PMF is so important that the life of any startup can be divided into two parts: before product-market fit and after product-market fit. If there's one important stage of a startup, it's this one right here.

How much equity is in a start-up? ›

It's important to set aside a number of shares of your organization, known as an equity pool, as early as possible. Many startups set aside between 10-20% of their shares in order to have the means to incentivize employees.

How do I prepare for equity crowdfunding? ›

Use these 10 steps to launch your equity crowdfunding campaign
  1. Market Research. ...
  2. Business Plan. ...
  3. Choose a platform. ...
  4. Craft a compelling pitch. ...
  5. Set realistic funding goals. ...
  6. Leverage your network. ...
  7. Implement your marketing strategy. ...
  8. Nurture your investor community.
Jan 25, 2024

What are the steps for crowdfunding? ›

How to create a crowdfunding campaign plan
  • Determine whether crowdfunding is the right option. ...
  • List your expectations and crowdfunding goals. ...
  • Decide on a budget. ...
  • Select a crowdfunding platform. ...
  • Establish a realistic timeline. ...
  • Recognize your team members and their responsibilities. ...
  • Develop a prototype. ...
  • Create a pricing strategy.
Aug 15, 2024

Why choose equity crowdfunding? ›

Equity crowdfunding is an excellent alternative to traditional fundraising, as it can provide faster access to funds than bank loans. Crowdfunding can also provide additional support, ideas, and mentorship opportunities otherwise unavailable to founders.

What is Stage 7 of a product launch? ›

New Product Development Stage 7: Launch

The final stage of new product development is launch and involves introducing the product to the market. This is also when customers and stakeholders can interact directly with the finished product in a non-test-controlled environment.

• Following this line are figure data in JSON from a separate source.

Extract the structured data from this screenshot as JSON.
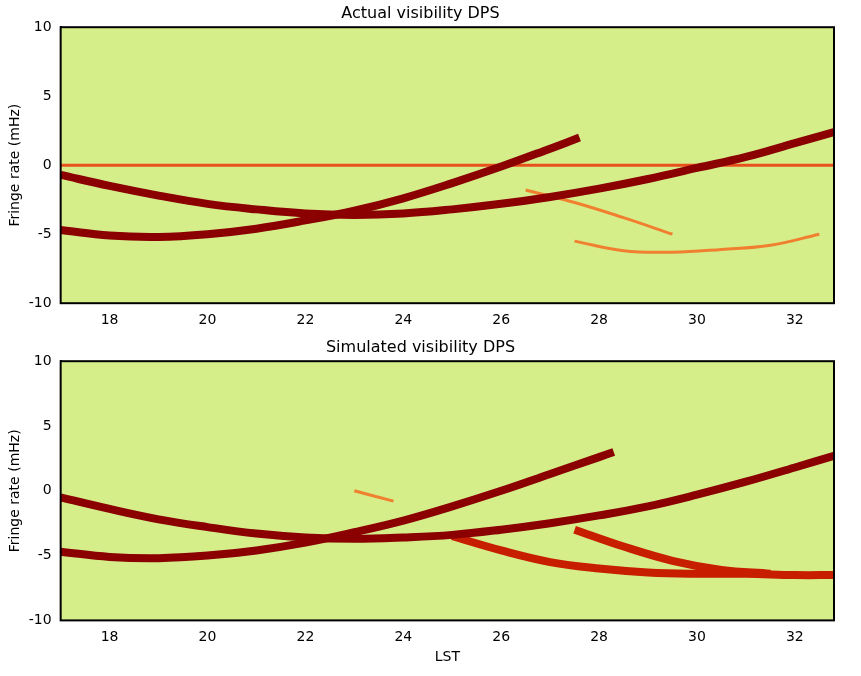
{
  "chart_data": [
    {
      "type": "line",
      "title": "Actual visibility DPS",
      "y_label": "Fringe rate (mHz)",
      "xlim": [
        17,
        32.8
      ],
      "xticks": [
        18,
        20,
        22,
        24,
        26,
        28,
        30,
        32
      ],
      "ylim": [
        -10,
        10
      ],
      "yticks": [
        -10,
        -5,
        0,
        5,
        10
      ],
      "grid": false,
      "series": [
        {
          "color": "#8b0000",
          "line_style": "thick",
          "x": [
            17,
            18,
            19,
            20,
            21,
            22,
            23,
            24,
            25,
            26,
            27,
            28,
            29,
            30,
            31,
            32,
            32.8
          ],
          "values": [
            -0.7,
            -1.5,
            -2.2,
            -2.8,
            -3.2,
            -3.5,
            -3.6,
            -3.5,
            -3.2,
            -2.8,
            -2.3,
            -1.7,
            -1.0,
            -0.2,
            0.6,
            1.6,
            2.4
          ]
        },
        {
          "color": "#8b0000",
          "line_style": "thick",
          "x": [
            17,
            18,
            19,
            20,
            21,
            22,
            23,
            24,
            25,
            26,
            27,
            27.6
          ],
          "values": [
            -4.7,
            -5.1,
            -5.2,
            -5.0,
            -4.6,
            -4.0,
            -3.3,
            -2.4,
            -1.3,
            -0.1,
            1.2,
            2.0
          ]
        },
        {
          "color": "#f08030",
          "line_style": "thin",
          "x": [
            26.5,
            27.5,
            28.5,
            29.5
          ],
          "values": [
            -1.8,
            -2.7,
            -3.8,
            -5.0
          ]
        },
        {
          "color": "#f08030",
          "line_style": "thin",
          "x": [
            27.5,
            28.5,
            29.5,
            30.5,
            31.5,
            32.5
          ],
          "values": [
            -5.5,
            -6.2,
            -6.3,
            -6.1,
            -5.8,
            -5.0
          ]
        },
        {
          "color": "#e8501c",
          "line_style": "thin",
          "x": [
            17,
            32.8
          ],
          "values": [
            0,
            0
          ]
        }
      ]
    },
    {
      "type": "line",
      "title": "Simulated visibility DPS",
      "y_label": "Fringe rate (mHz)",
      "x_label": "LST",
      "xlim": [
        17,
        32.8
      ],
      "xticks": [
        18,
        20,
        22,
        24,
        26,
        28,
        30,
        32
      ],
      "ylim": [
        -10,
        10
      ],
      "yticks": [
        -10,
        -5,
        0,
        5,
        10
      ],
      "grid": false,
      "series": [
        {
          "color": "#8b0000",
          "line_style": "thick",
          "x": [
            17,
            18,
            19,
            20,
            21,
            22,
            23,
            24,
            25,
            26,
            27,
            28,
            29,
            30,
            31,
            32,
            32.8
          ],
          "values": [
            -0.5,
            -1.4,
            -2.2,
            -2.8,
            -3.3,
            -3.6,
            -3.7,
            -3.6,
            -3.4,
            -3.0,
            -2.5,
            -1.9,
            -1.2,
            -0.3,
            0.7,
            1.8,
            2.7
          ]
        },
        {
          "color": "#8b0000",
          "line_style": "thick",
          "x": [
            17,
            18,
            19,
            20,
            21,
            22,
            23,
            24,
            25,
            26,
            27,
            28,
            28.3
          ],
          "values": [
            -4.7,
            -5.1,
            -5.2,
            -5.0,
            -4.6,
            -4.0,
            -3.2,
            -2.3,
            -1.2,
            0.0,
            1.3,
            2.6,
            3.0
          ]
        },
        {
          "color": "#f08030",
          "line_style": "thin",
          "x": [
            23,
            23.8
          ],
          "values": [
            0,
            -0.8
          ]
        },
        {
          "color": "#c81e00",
          "line_style": "thick",
          "x": [
            25,
            26,
            27,
            28,
            29,
            30,
            31,
            32,
            32.8
          ],
          "values": [
            -3.5,
            -4.6,
            -5.5,
            -6.0,
            -6.3,
            -6.4,
            -6.4,
            -6.5,
            -6.5
          ]
        },
        {
          "color": "#c81e00",
          "line_style": "thick",
          "x": [
            27.5,
            28.5,
            29.5,
            30.5,
            31.5
          ],
          "values": [
            -3.0,
            -4.3,
            -5.4,
            -6.1,
            -6.4
          ]
        }
      ]
    }
  ]
}
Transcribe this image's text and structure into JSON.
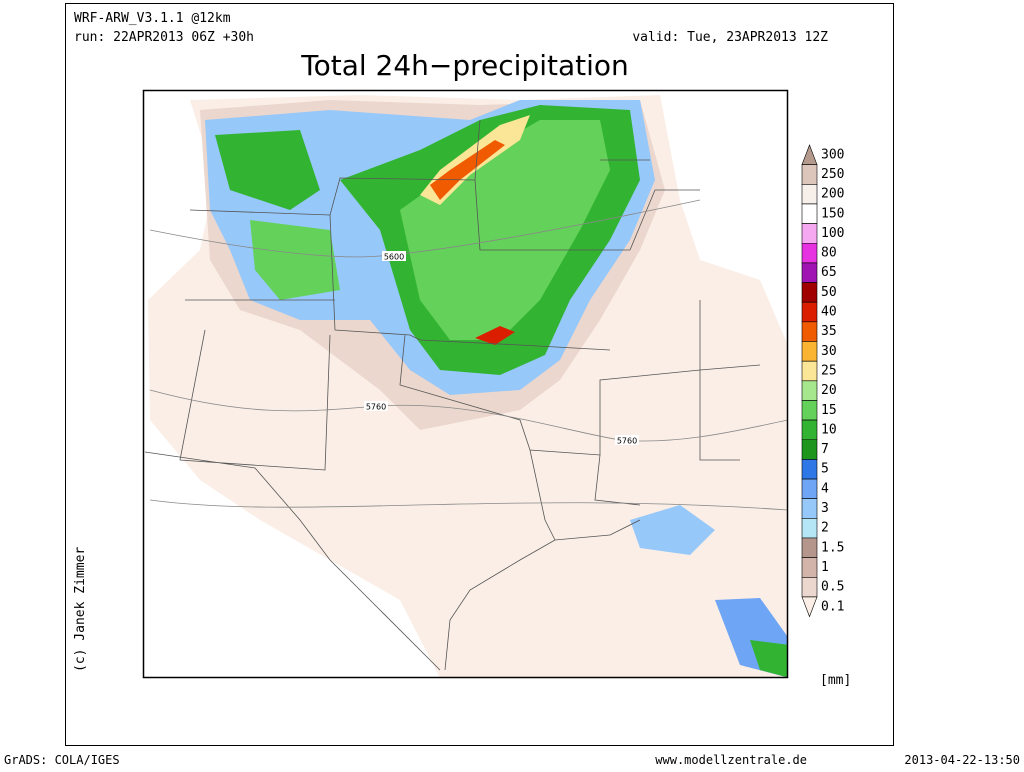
{
  "header": {
    "model": "WRF-ARW_V3.1.1 @12km",
    "run": "run: 22APR2013 06Z +30h",
    "valid": "valid: Tue, 23APR2013 12Z",
    "title": "Total 24h−precipitation"
  },
  "map": {
    "contour_labels": [
      "5600",
      "5760",
      "5760"
    ]
  },
  "credit": "(c) Janek Zimmer",
  "legend": {
    "unit": "[mm]",
    "levels": [
      {
        "label": "300",
        "color": "#b49a8c"
      },
      {
        "label": "250",
        "color": "#dcc6bc"
      },
      {
        "label": "200",
        "color": "#f6efea"
      },
      {
        "label": "150",
        "color": "#ffffff"
      },
      {
        "label": "100",
        "color": "#f5a8f0"
      },
      {
        "label": "80",
        "color": "#e632e1"
      },
      {
        "label": "65",
        "color": "#a014b4"
      },
      {
        "label": "50",
        "color": "#a00000"
      },
      {
        "label": "40",
        "color": "#dc1e00"
      },
      {
        "label": "35",
        "color": "#f05a00"
      },
      {
        "label": "30",
        "color": "#fab432"
      },
      {
        "label": "25",
        "color": "#fae696"
      },
      {
        "label": "20",
        "color": "#a6e68c"
      },
      {
        "label": "15",
        "color": "#64d25a"
      },
      {
        "label": "10",
        "color": "#32b432"
      },
      {
        "label": "7",
        "color": "#1e961e"
      },
      {
        "label": "5",
        "color": "#2d78e6"
      },
      {
        "label": "4",
        "color": "#6ea5f5"
      },
      {
        "label": "3",
        "color": "#96c8fa"
      },
      {
        "label": "2",
        "color": "#b4e6f5"
      },
      {
        "label": "1.5",
        "color": "#b4968c"
      },
      {
        "label": "1",
        "color": "#d2b4aa"
      },
      {
        "label": "0.5",
        "color": "#ebd7cd"
      },
      {
        "label": "0.1",
        "color": "#faeee6"
      }
    ]
  },
  "footer": {
    "left": "GrADS: COLA/IGES",
    "center": "www.modellzentrale.de",
    "right": "2013-04-22-13:50"
  }
}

What are the 7 phases of the system development life cycle explain? ›

The system development life cycle (SDLC) is a complex project management model that encompasses system or software creation from its initial idea to its finalized deployment and maintenance. SDLC comprises seven different stages: planning, analysis, design, development, testing, implementation, and maintenance.

What is the golden rule of startup? ›

Startups should focus externally on the market, not internally. A startup's first priority should be to test their theories (external focus), not perfect their theories (internal focus). Your first priority should be to prove a repeatable business model, and only then perfect this model, or scale the business.